Placodonts were some of the most resilient groups of Triassic marine reptiles, consistently surviving minor extinction events with minimal diversity loss until the mass extinction.
In one timeline, this did not happen. Instead, their diversity would continue, in some ways replacing the turtles from our timeline.
The Mesozoic reccord of placodonts is relatively stable. Their diversity remains mostly consistent in spite of several other extinction events affecting other marine reptiles (such as thalattosaurs, phytosaurs and pleurosaurs), there being two major spikes of diversity: in the early Jurassic and late Cretaceous.
Soon after the TJ extinction event, Placochelyidae increases significantly in species diversity. They dominate marine habitats from the near shore to the open sea, a few species even occuring in brackish and freshwater habitats like in the Phu Kradung Formation of Thayland. Mesozoic taxa have developed flippers and exploited open sea habitats long before our turtles, the closest analogues in our timeline being some thalassochelydids in the Late Jurassic. Some taxa became cephalopod and jellyfish specialists and lost their teeth, developing long toothless jaws to snatch their prey. Most however remained in the coastoal regions eating hard shelled invertebrates, albeit most genera having a cosmopolitan distribution.
Placochelyids undergo the Jurassic/Cretaceous boundary virtually unaffected unlike other marine reptile groups, but begin to lose steam in the Cenomanian turnovers. They remain relatively important components of marine faunal assemblages, but they are upstaged by other clade of placodonts, the cyamodontids.
Cyamodontids spent most of the Mesozoic up to that point as relatively unspecialised coastoal and freshwater durophagists, like weird reptilian skates. Everything changed in the post-Cenomanian Cretaceous, where a decline in placochelyid diversity allowed them to explode ecologically and become the dominant placodont linage.
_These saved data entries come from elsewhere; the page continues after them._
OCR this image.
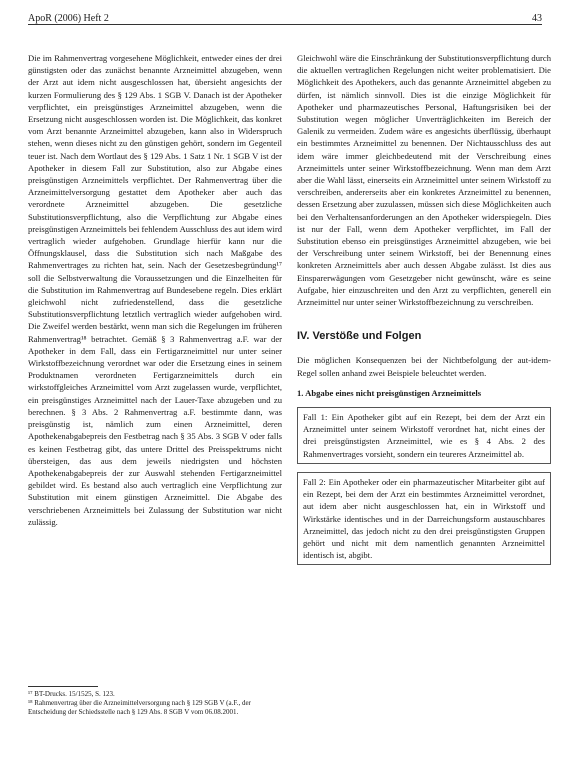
ApoR (2006) Heft 2	43

Die im Rahmenvertrag vorgesehene Möglichkeit, entweder eines der drei günstigsten oder das zunächst benannte Arzneimittel abzugeben, wenn der Arzt aut idem nicht ausgeschlossen hat, übersieht angesichts der kurzen Formulierung des § 129 Abs. 1 SGB V. Danach ist der Apotheker verpflichtet, ein preisgünstiges Arzneimittel abzugeben, wenn die Ersetzung nicht ausgeschlossen worden ist. Die Möglichkeit, das konkret vom Arzt benannte Arzneimittel abzugeben, kann also in Widerspruch stehen, wenn dieses nicht zu den günstigen gehört, sondern im Gegenteil teuer ist. Nach dem Wortlaut des § 129 Abs. 1 Satz 1 Nr. 1 SGB V ist der Apotheker in diesem Fall zur Substitution, also zur Abgabe eines preisgünstigen Arzneimittels verpflichtet. Der Rahmenvertrag über die Arzneimittelversorgung gestattet dem Apotheker aber auch das verordnete Arzneimittel abzugeben. Die gesetzliche Substitutionsverpflichtung, also die Verpflichtung zur Abgabe eines preisgünstigen Arzneimittels bei fehlendem Ausschluss des aut idem wird vertraglich wieder aufgehoben. Grundlage hierfür kann nur die Öffnungsklausel, dass die Substitution sich nach Maßgabe des Rahmenvertrages zu richten hat, sein. Nach der Gesetzesbegründung¹⁷ soll die Selbstverwaltung die Voraussetzungen und die Einzelheiten für die Substitution im Rahmenvertrag auf Bundesebene regeln. Dies erklärt gleichwohl nicht zufriedenstellend, dass die gesetzliche Substitutionsverpflichtung letztlich vertraglich wieder aufgehoben wird. Die Zweifel werden bestärkt, wenn man sich die Regelungen im früheren Rahmenvertrag¹⁸ betrachtet. Gemäß § 3 Rahmenvertrag a.F. war der Apotheker in dem Fall, dass ein Fertigarzneimittel nur unter seiner Wirkstoffbezeichnung verordnet war oder die Ersetzung eines in seinem Produktnamen verordneten Fertigarzneimittels durch ein wirkstoffgleiches Arzneimittel vom Arzt zugelassen wurde, verpflichtet, ein preisgünstiges Arzneimittel nach der Lauer-Taxe abzugeben und zu berechnen. § 3 Abs. 2 Rahmenvertrag a.F. bestimmte dann, was preisgünstig ist, nämlich zum einen Arzneimittel, deren Apothekenabgabepreis den Festbetrag nach § 35 Abs. 3 SGB V oder falls es keinen Festbetrag gibt, das untere Drittel des Preisspektrums nicht übersteigen, das aus dem jeweils niedrigsten und höchsten Apothekenabgabepreis der zur Auswahl stehenden Fertigarzneimittel gebildet wird. Es bestand also auch vertraglich eine Verpflichtung zur Substitution mit einem günstigen Arzneimittel. Die Abgabe des verschriebenen Arzneimittels bei Zulassung der Substitution war nicht zulässig.

¹⁷ BT-Drucks. 15/1525, S. 123.
¹⁸ Rahmenvertrag über die Arzneimittelversorgung nach § 129 SGB V (a.F., der Entscheidung der Schiedsstelle nach § 129 Abs. 8 SGB V vom 06.08.2001.

Gleichwohl wäre die Einschränkung der Substitutionsverpflichtung durch die aktuellen vertraglichen Regelungen nicht weiter problematisiert. Die Möglichkeit des Apothekers, auch das genannte Arzneimittel abgeben zu dürfen, ist nämlich sinnvoll. Dies ist die einzige Möglichkeit für Apotheker und pharmazeutisches Personal, Haftungsrisiken bei der Substitution wegen möglicher Unverträglichkeiten im Bereich der Galenik zu vermeiden. Zudem wäre es angesichts überflüssig, überhaupt ein bestimmtes Arzneimittel zu benennen. Der Nichtausschluss des aut idem wäre immer gleichbedeutend mit der Verschreibung eines Arzneimittels unter seiner Wirkstoffbezeichnung. Wenn man dem Arzt aber die Wahl lässt, einerseits ein Arzneimittel unter seinem Wirkstoff zu verschreiben, andererseits aber ein konkretes Arzneimittel zu benennen, dessen Ersetzung aber zuzulassen, müssen sich diese Möglichkeiten auch bei den Verhaltensanforderungen an den Apotheker widerspiegeln. Dies ist nur der Fall, wenn dem Apotheker verpflichtet, im Fall der Substitution ebenso ein preisgünstiges Arzneimittel abzugeben, wie bei der Verschreibung unter seinem Wirkstoff, bei der Benennung eines konkreten Arzneimittels aber auch dessen Abgabe zulässt. Ist dies aus Einsparerwägungen vom Gesetzgeber nicht gewünscht, wäre es seine Aufgabe, hier einzuschreiten und den Arzt zu verpflichten, generell ein Arzneimittel nur unter seiner Wirkstoffbezeichnung zu verschreiben.

IV. Verstöße und Folgen

Die möglichen Konsequenzen bei der Nichtbefolgung der aut-idem-Regel sollen anhand zwei Beispiele beleuchtet werden.

1. Abgabe eines nicht preisgünstigen Arzneimittels
Fall 1: Ein Apotheker gibt auf ein Rezept, bei dem der Arzt ein Arzneimittel unter seinem Wirkstoff verordnet hat, nicht eines der drei preisgünstigsten Arzneimittel, wie es § 4 Abs. 2 des Rahmenvertrages vorsieht, sondern ein teureres Arzneimittel ab.
Fall 2: Ein Apotheker oder ein pharmazeutischer Mitarbeiter gibt auf ein Rezept, bei dem der Arzt ein bestimmtes Arzneimittel verordnet, aut idem aber nicht ausgeschlossen hat, ein in Wirkstoff und Wirkstärke identisches und in der Darreichungsform austauschbares Arzneimittel, das jedoch nicht zu den drei preisgünstigsten Gruppen gehört und nicht mit dem namentlich genannten Arzneimittel identisch ist, abgibt.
Most similarly remained coastoal/freshwater taxa, but several took to life in the open seas, developing flippers and either reducing their carapace like leatherback sea turtles (as well as a few placochelyids) or by inversely expanding it into broad lift-generators in order to remain suspended effortlessly, relying on small but powerful flippers for propulsion and steering. Like in placochelyids some became toothless, but instead developed suction feeding like our turtle Ocepechelon.
While cyamodontids became the dominant placodonts, placochelyids still retain a relatively high degree of diversity, and both taxa passed through the KT extinction event with few casualties, aside from the more pelagic taxa. They continued to dominant early Cenozoic oceans until the Eocene, when global cooling events caused their extinction.
This freed the way for the third and last lineage of placodonts, the henodontids. Through most of the Mesozoic these reptiles remained in freshwater and brackish water biomes, but with the onset of the Cenozoic they began to explore marine niches, just before the extinction of their relatives. Surviving the climatic turmoils much better (barring a massive species loss in the Pliocene/Pleistocene cooling), these remaining placodonts are truly the turtles of this world, having lost their teeth in favour of a strong beak. They occur in freshwater and marine habitats, using their broad carapaces to generate lift while the flippers do the work. They feed on all manner of items from crustaceans to algae to fallen fruit to vertebrates they suction feed. They haven’t managed to return to land, the niche of tortoises instead occupied by notosuchians and sphenodonts, but at over 300 species in terms of diversity do they really need to?